Le 12 octobre, Adama Cissé, commissaire politique du RDR à M'Bahiakro, une ville à l'Est de Bouaké, est mort peu de temps après son arrestation par les gendarmes. Son fils a été hospitalisé parce qu'il avait besoin de soins médicaux. Un témoin a expliqué à un journaliste ce qui s'était produit :

Ils sont d'abord venus pour fouiller la maison d'Adama Cissé le 11 octobre parce qu'ils cherchaient Fanny Ibrahima, maire RDR de Bouaké et ami de M. Cissé. Ces soldats cherchaient également des armes. Après avoir fouillé sa maison en vain, les soldats ont commencé à frapper M. Cissé tout en demandant des informations sur les déplacements de son adjoint, M. Moussouaré. Puis les loyalistes ont emmené avec eux le représentant local du parti de M. Ouattara jusqu'à leur camp de Yrakro. Là-bas, la torture s'est intensifiée selon notre source. A 6 heures 30 du soir, après l'intervention des autorités politiques, Adama Cissé et son fils, Abou Cissé - qui avait dans l'intervalle été arrêté et battu - ont été libérés42.

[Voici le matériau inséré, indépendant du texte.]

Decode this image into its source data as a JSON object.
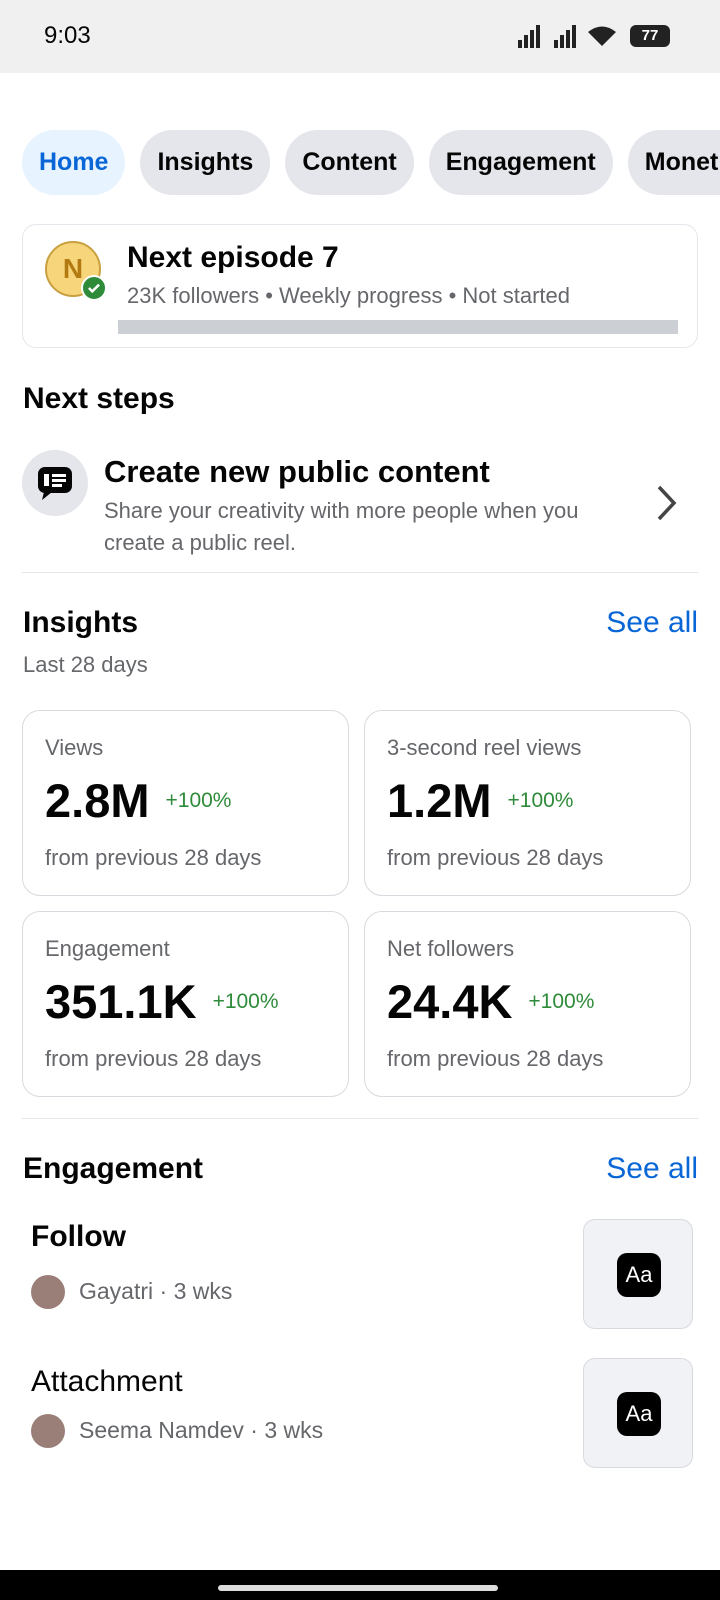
{
  "status_bar": {
    "time": "9:03",
    "battery": "77"
  },
  "tabs": [
    "Home",
    "Insights",
    "Content",
    "Engagement",
    "Monetization"
  ],
  "episode": {
    "avatar": "N",
    "title": "Next episode 7",
    "meta": [
      "23K followers",
      "Weekly progress",
      "Not started"
    ]
  },
  "next_steps": {
    "heading": "Next steps",
    "title": "Create new public content",
    "description": "Share your creativity with more people when you create a public reel."
  },
  "insights": {
    "heading": "Insights",
    "see_all": "See all",
    "period": "Last 28 days",
    "cards": [
      {
        "label": "Views",
        "value": "2.8M",
        "change": "+100%",
        "note": "from previous 28 days"
      },
      {
        "label": "3-second reel views",
        "value": "1.2M",
        "change": "+100%",
        "note": "from previous 28 days"
      },
      {
        "label": "Engagement",
        "value": "351.1K",
        "change": "+100%",
        "note": "from previous 28 days"
      },
      {
        "label": "Net followers",
        "value": "24.4K",
        "change": "+100%",
        "note": "from previous 28 days"
      }
    ]
  },
  "engagement": {
    "heading": "Engagement",
    "see_all": "See all",
    "items": [
      {
        "title": "Follow",
        "author": "Gayatri",
        "age": "3 wks",
        "thumb": "Aa"
      },
      {
        "title": "Attachment",
        "author": "Seema Namdev",
        "age": "3 wks",
        "thumb": "Aa"
      }
    ]
  }
}
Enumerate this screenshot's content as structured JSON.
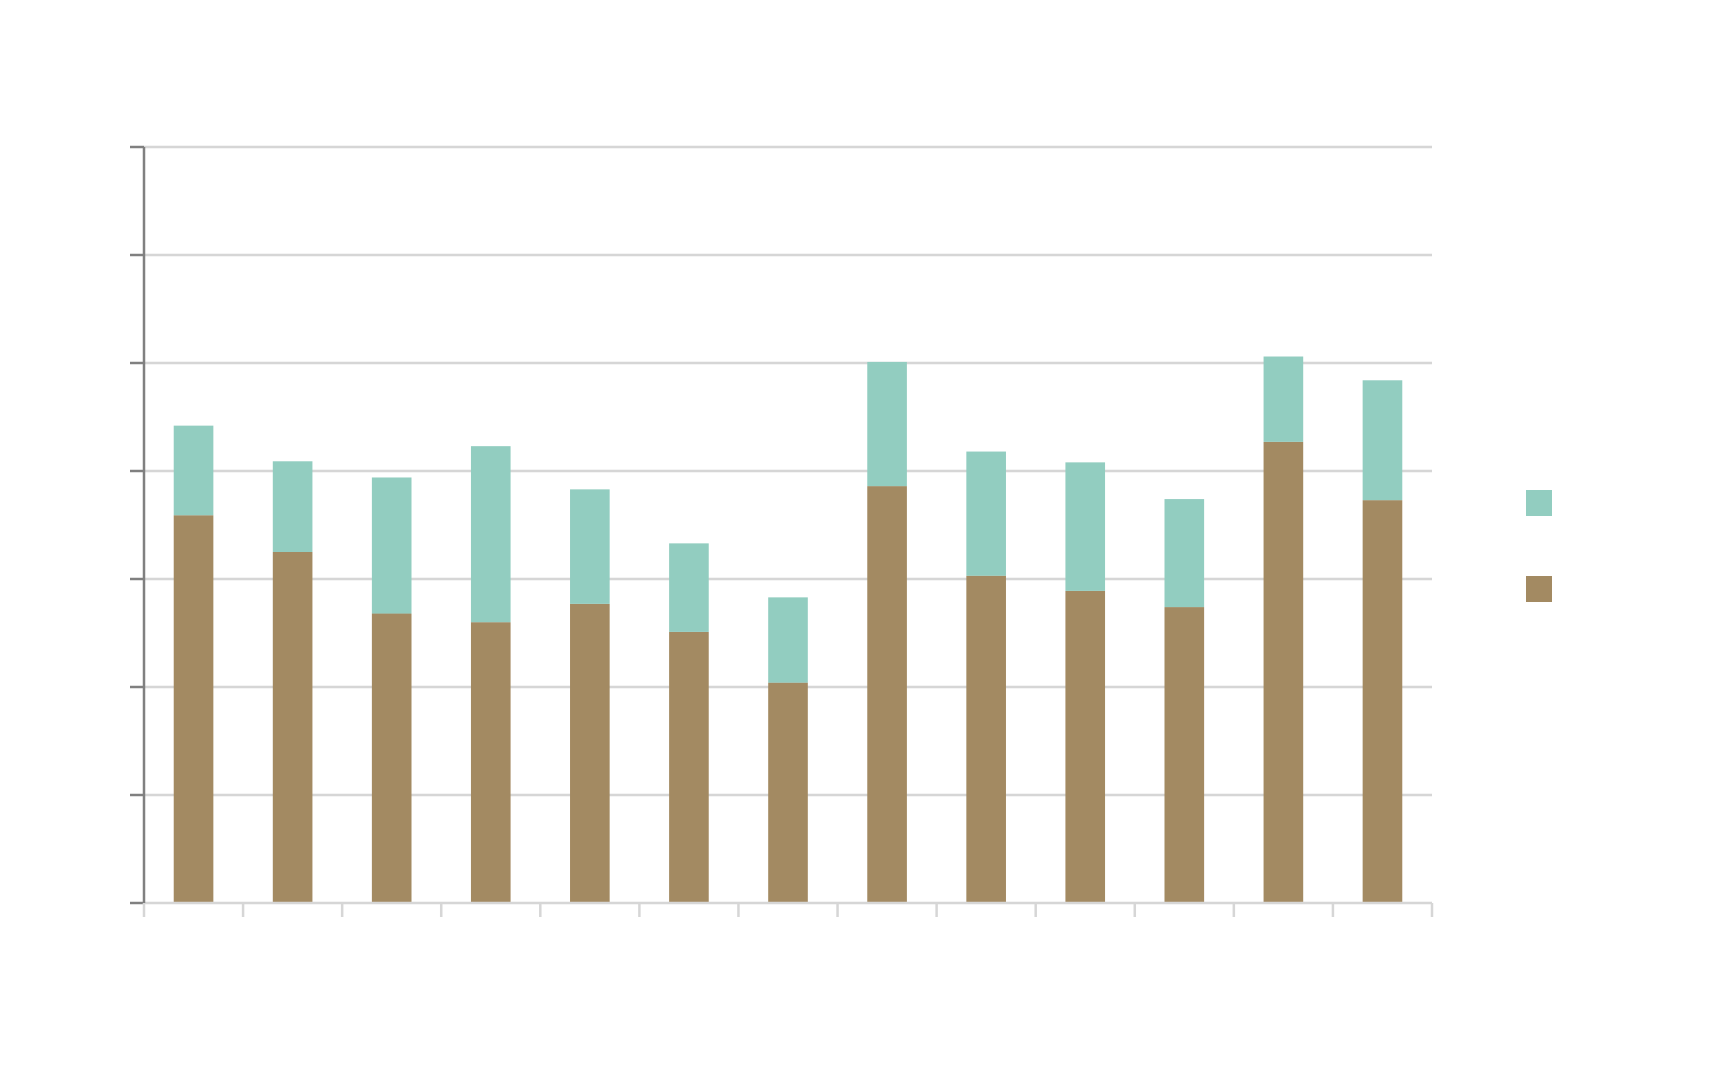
{
  "chart_data": {
    "type": "bar",
    "stacked": true,
    "title": "",
    "xlabel": "",
    "ylabel": "",
    "ylim": [
      0,
      7
    ],
    "y_gridlines": [
      0,
      1,
      2,
      3,
      4,
      5,
      6,
      7
    ],
    "grid": true,
    "legend_position": "right",
    "categories": [
      "",
      "",
      "",
      "",
      "",
      "",
      "",
      "",
      "",
      "",
      "",
      "",
      ""
    ],
    "series": [
      {
        "color": "#a38a62",
        "values": [
          3.59,
          3.25,
          2.68,
          2.6,
          2.77,
          2.51,
          2.04,
          3.86,
          3.03,
          2.89,
          2.74,
          4.27,
          3.73
        ]
      },
      {
        "color": "#92cdc0",
        "values": [
          0.83,
          0.84,
          1.26,
          1.63,
          1.06,
          0.82,
          0.79,
          1.15,
          1.15,
          1.19,
          1.0,
          0.79,
          1.11
        ]
      }
    ],
    "legend_order": [
      1,
      0
    ]
  }
}
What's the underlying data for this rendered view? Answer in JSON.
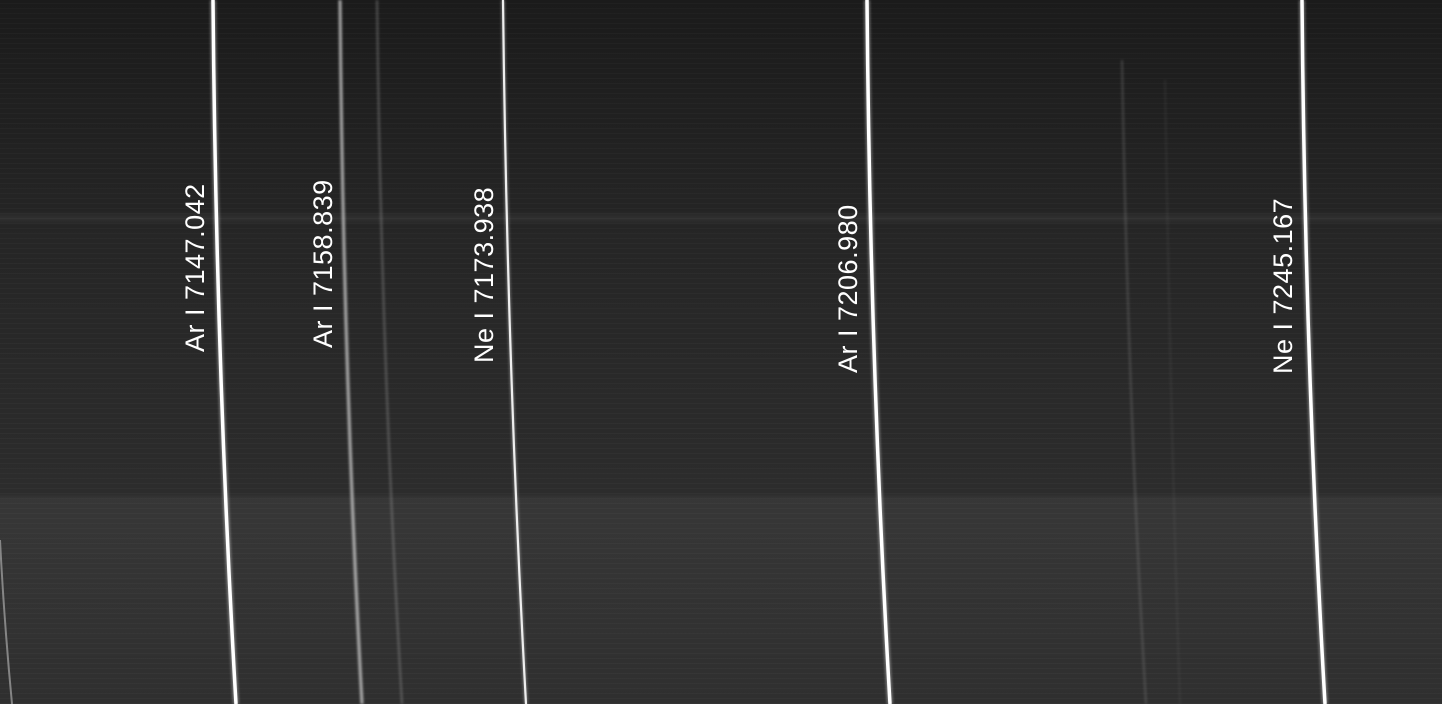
{
  "spectral_lines": [
    {
      "element": "Ar I",
      "wavelength": "7147.042",
      "label": "Ar I 7147.042"
    },
    {
      "element": "Ar I",
      "wavelength": "7158.839",
      "label": "Ar I 7158.839"
    },
    {
      "element": "Ne I",
      "wavelength": "7173.938",
      "label": "Ne I 7173.938"
    },
    {
      "element": "Ar I",
      "wavelength": "7206.980",
      "label": "Ar I 7206.980"
    },
    {
      "element": "Ne I",
      "wavelength": "7245.167",
      "label": "Ne I 7245.167"
    }
  ],
  "colors": {
    "background": "#262626",
    "emission_line": "#ffffff",
    "label_text": "#ffffff"
  }
}
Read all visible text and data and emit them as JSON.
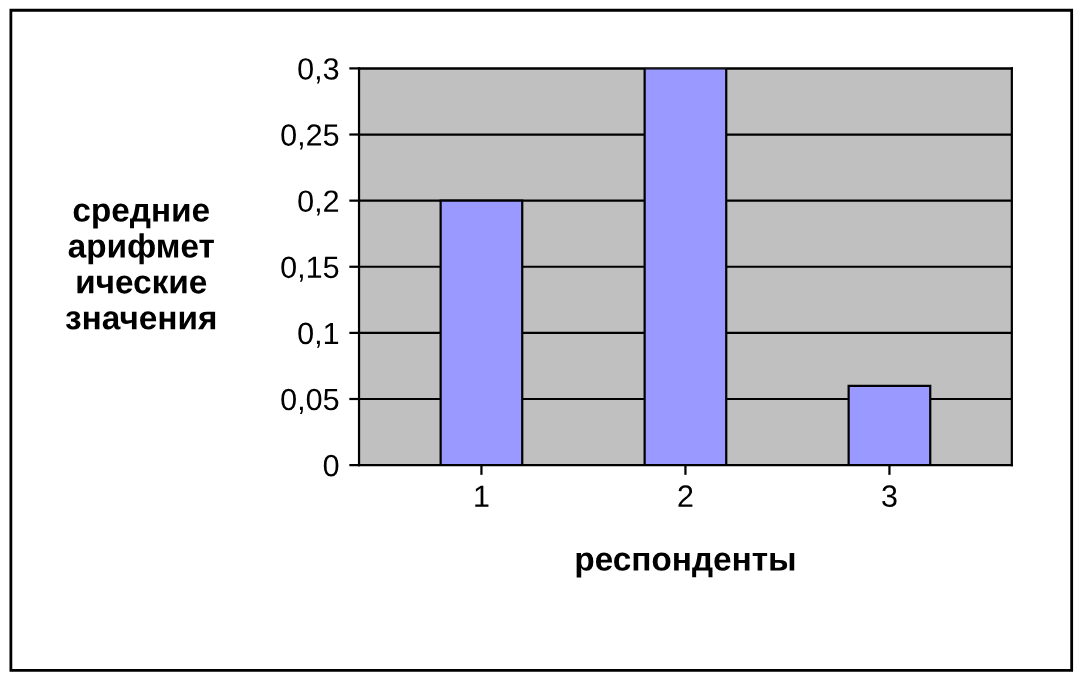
{
  "chart_data": {
    "type": "bar",
    "xlabel": "респонденты",
    "ylabel": "средние\nарифмет\nические\nзначения",
    "categories": [
      "1",
      "2",
      "3"
    ],
    "values": [
      0.2,
      0.3,
      0.06
    ],
    "color": "#9999ff",
    "ylim": [
      0,
      0.3
    ],
    "yticks": [
      {
        "value": 0,
        "label": "0"
      },
      {
        "value": 0.05,
        "label": "0,05"
      },
      {
        "value": 0.1,
        "label": "0,1"
      },
      {
        "value": 0.15,
        "label": "0,15"
      },
      {
        "value": 0.2,
        "label": "0,2"
      },
      {
        "value": 0.25,
        "label": "0,25"
      },
      {
        "value": 0.3,
        "label": "0,3"
      }
    ],
    "grid": "y"
  }
}
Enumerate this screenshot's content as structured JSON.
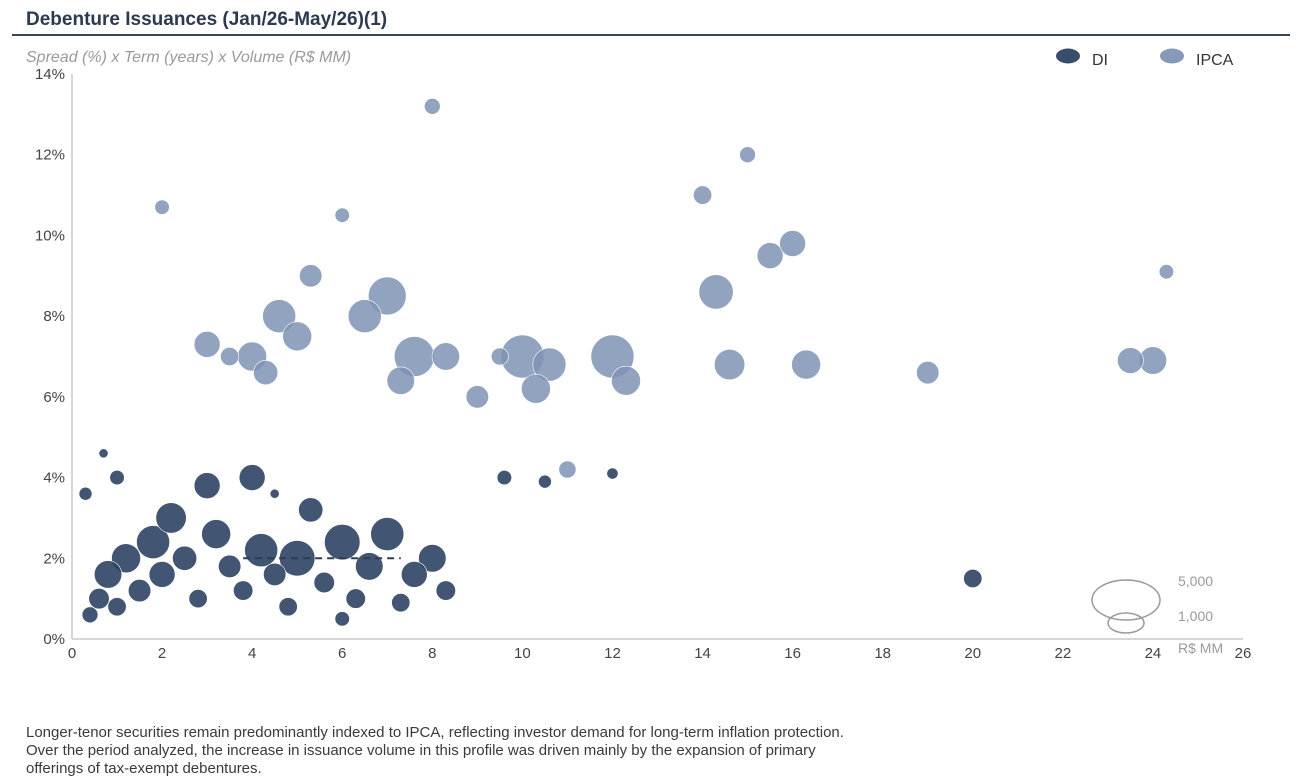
{
  "header": {
    "title": "Debenture Issuances (Jan/26-May/26)(1)",
    "subtitle": "Spread (%) x Term (years) x Volume (R$ MM)"
  },
  "footnote": {
    "lines": [
      "Longer-tenor securities remain predominantly indexed to IPCA, reflecting investor demand for long-term inflation protection.",
      "Over the period analyzed, the increase in issuance volume in this profile was driven mainly by the expansion of primary",
      "offerings of tax-exempt debentures."
    ]
  },
  "chart_data": {
    "type": "scatter",
    "xlim": [
      0,
      26
    ],
    "ylim": [
      0,
      14
    ],
    "x_ticks": [
      "0",
      "2",
      "4",
      "6",
      "8",
      "10",
      "12",
      "14",
      "16",
      "18",
      "20",
      "22",
      "24",
      "26"
    ],
    "y_ticks": [
      "0%",
      "2%",
      "4%",
      "6%",
      "8%",
      "10%",
      "12%",
      "14%"
    ],
    "grid": false,
    "legend": {
      "position": "top-right",
      "entries": [
        "DI",
        "IPCA"
      ]
    },
    "size_legend": {
      "unit": "R$ MM",
      "entries": [
        {
          "label": "5,000",
          "value": 5000
        },
        {
          "label": "1,000",
          "value": 1000
        }
      ]
    },
    "reference_line": {
      "style": "dashed",
      "x": [
        3.8,
        7.3
      ],
      "y": 2.0
    },
    "colors": {
      "DI": "#2e4464",
      "IPCA": "#7f93b5"
    },
    "series": [
      {
        "name": "DI",
        "points": [
          {
            "x": 0.3,
            "y": 3.6,
            "v": 200
          },
          {
            "x": 0.4,
            "y": 0.6,
            "v": 300
          },
          {
            "x": 0.6,
            "y": 1.0,
            "v": 500
          },
          {
            "x": 0.7,
            "y": 4.6,
            "v": 100
          },
          {
            "x": 0.8,
            "y": 1.6,
            "v": 900
          },
          {
            "x": 1.0,
            "y": 4.0,
            "v": 250
          },
          {
            "x": 1.0,
            "y": 0.8,
            "v": 400
          },
          {
            "x": 1.2,
            "y": 2.0,
            "v": 1000
          },
          {
            "x": 1.5,
            "y": 1.2,
            "v": 600
          },
          {
            "x": 1.8,
            "y": 2.4,
            "v": 1300
          },
          {
            "x": 2.0,
            "y": 1.6,
            "v": 800
          },
          {
            "x": 2.2,
            "y": 3.0,
            "v": 1100
          },
          {
            "x": 2.5,
            "y": 2.0,
            "v": 700
          },
          {
            "x": 2.8,
            "y": 1.0,
            "v": 400
          },
          {
            "x": 3.0,
            "y": 3.8,
            "v": 800
          },
          {
            "x": 3.2,
            "y": 2.6,
            "v": 1000
          },
          {
            "x": 3.5,
            "y": 1.8,
            "v": 600
          },
          {
            "x": 3.8,
            "y": 1.2,
            "v": 450
          },
          {
            "x": 4.0,
            "y": 4.0,
            "v": 800
          },
          {
            "x": 4.2,
            "y": 2.2,
            "v": 1300
          },
          {
            "x": 4.5,
            "y": 3.6,
            "v": 100
          },
          {
            "x": 4.5,
            "y": 1.6,
            "v": 600
          },
          {
            "x": 4.8,
            "y": 0.8,
            "v": 400
          },
          {
            "x": 5.0,
            "y": 2.0,
            "v": 1500
          },
          {
            "x": 5.3,
            "y": 3.2,
            "v": 700
          },
          {
            "x": 5.6,
            "y": 1.4,
            "v": 500
          },
          {
            "x": 6.0,
            "y": 2.4,
            "v": 1500
          },
          {
            "x": 6.0,
            "y": 0.5,
            "v": 250
          },
          {
            "x": 6.3,
            "y": 1.0,
            "v": 450
          },
          {
            "x": 6.6,
            "y": 1.8,
            "v": 900
          },
          {
            "x": 7.0,
            "y": 2.6,
            "v": 1300
          },
          {
            "x": 7.3,
            "y": 0.9,
            "v": 400
          },
          {
            "x": 7.6,
            "y": 1.6,
            "v": 800
          },
          {
            "x": 8.0,
            "y": 2.0,
            "v": 900
          },
          {
            "x": 8.3,
            "y": 1.2,
            "v": 450
          },
          {
            "x": 9.6,
            "y": 4.0,
            "v": 250
          },
          {
            "x": 10.5,
            "y": 3.9,
            "v": 200
          },
          {
            "x": 12.0,
            "y": 4.1,
            "v": 150
          },
          {
            "x": 20.0,
            "y": 1.5,
            "v": 400
          }
        ]
      },
      {
        "name": "IPCA",
        "points": [
          {
            "x": 2.0,
            "y": 10.7,
            "v": 250
          },
          {
            "x": 3.0,
            "y": 7.3,
            "v": 800
          },
          {
            "x": 3.5,
            "y": 7.0,
            "v": 400
          },
          {
            "x": 4.0,
            "y": 7.0,
            "v": 1000
          },
          {
            "x": 4.3,
            "y": 6.6,
            "v": 700
          },
          {
            "x": 4.6,
            "y": 8.0,
            "v": 1300
          },
          {
            "x": 5.0,
            "y": 7.5,
            "v": 1000
          },
          {
            "x": 5.3,
            "y": 9.0,
            "v": 600
          },
          {
            "x": 6.0,
            "y": 10.5,
            "v": 250
          },
          {
            "x": 6.5,
            "y": 8.0,
            "v": 1300
          },
          {
            "x": 7.0,
            "y": 8.5,
            "v": 1700
          },
          {
            "x": 7.3,
            "y": 6.4,
            "v": 900
          },
          {
            "x": 7.6,
            "y": 7.0,
            "v": 1900
          },
          {
            "x": 8.0,
            "y": 13.2,
            "v": 300
          },
          {
            "x": 8.3,
            "y": 7.0,
            "v": 900
          },
          {
            "x": 9.0,
            "y": 6.0,
            "v": 600
          },
          {
            "x": 9.5,
            "y": 7.0,
            "v": 350
          },
          {
            "x": 10.0,
            "y": 7.0,
            "v": 2200
          },
          {
            "x": 10.3,
            "y": 6.2,
            "v": 1000
          },
          {
            "x": 10.6,
            "y": 6.8,
            "v": 1300
          },
          {
            "x": 11.0,
            "y": 4.2,
            "v": 350
          },
          {
            "x": 12.0,
            "y": 7.0,
            "v": 2200
          },
          {
            "x": 12.3,
            "y": 6.4,
            "v": 1000
          },
          {
            "x": 14.0,
            "y": 11.0,
            "v": 400
          },
          {
            "x": 14.3,
            "y": 8.6,
            "v": 1400
          },
          {
            "x": 14.6,
            "y": 6.8,
            "v": 1100
          },
          {
            "x": 15.0,
            "y": 12.0,
            "v": 300
          },
          {
            "x": 15.5,
            "y": 9.5,
            "v": 800
          },
          {
            "x": 16.0,
            "y": 9.8,
            "v": 800
          },
          {
            "x": 16.3,
            "y": 6.8,
            "v": 1000
          },
          {
            "x": 19.0,
            "y": 6.6,
            "v": 600
          },
          {
            "x": 23.5,
            "y": 6.9,
            "v": 800
          },
          {
            "x": 24.0,
            "y": 6.9,
            "v": 900
          },
          {
            "x": 24.3,
            "y": 9.1,
            "v": 250
          }
        ]
      }
    ]
  }
}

Aux premières heures du matin suivant, Adama Cissé est mort. Son fils était médicalement traité pour les blessures qu'il avait reçues.

Le 18 octobre, deux hommes ont été tués alors qu'ils enterraient un parent au cimetière Williamsville d'Abidjan. Seydou Coulibaly et Lanzeni Coulibaly étaient tous les deux des cousins de Amadou Gon Coulibaly, responsable de haut rang du RDR. L'attaque aurait été conduite par des gendarmes armés se déplaçant dans un 4x4 banalisé. Avant de tuer les deux hommes, ils auraient indiqué que la vie d'un autre parent, Amadou Coulibaly, secrétaire aux communications du parti, était menacée. Le gouvernement a affirmé que des individus agissant de leur propre initiative avaient mené à bien cette attaque43.

Cet incident montre clairement que les responsables du RDR sont en grave danger. Il est de la responsabilité du gouvernement ivoirien d'assurer la protection de tous les civils, quelles que soient leurs origines ou leurs opinions.

40 Entretien conduit par Le Monde (Paris) le 13 octobre 2002 et reproduit dans 24 Heures, 15 octobre 2002.

41 Entretien conduit par Human Rights Watch avec un militant du RDR, Abidjan, 10 octobre 2002.

42 Entretien cité dans Le Patriote (Abidjan),14 octobre 2002.

43 Entretien téléphonique conduit par Human Rights Watch, 21 octobre 2002.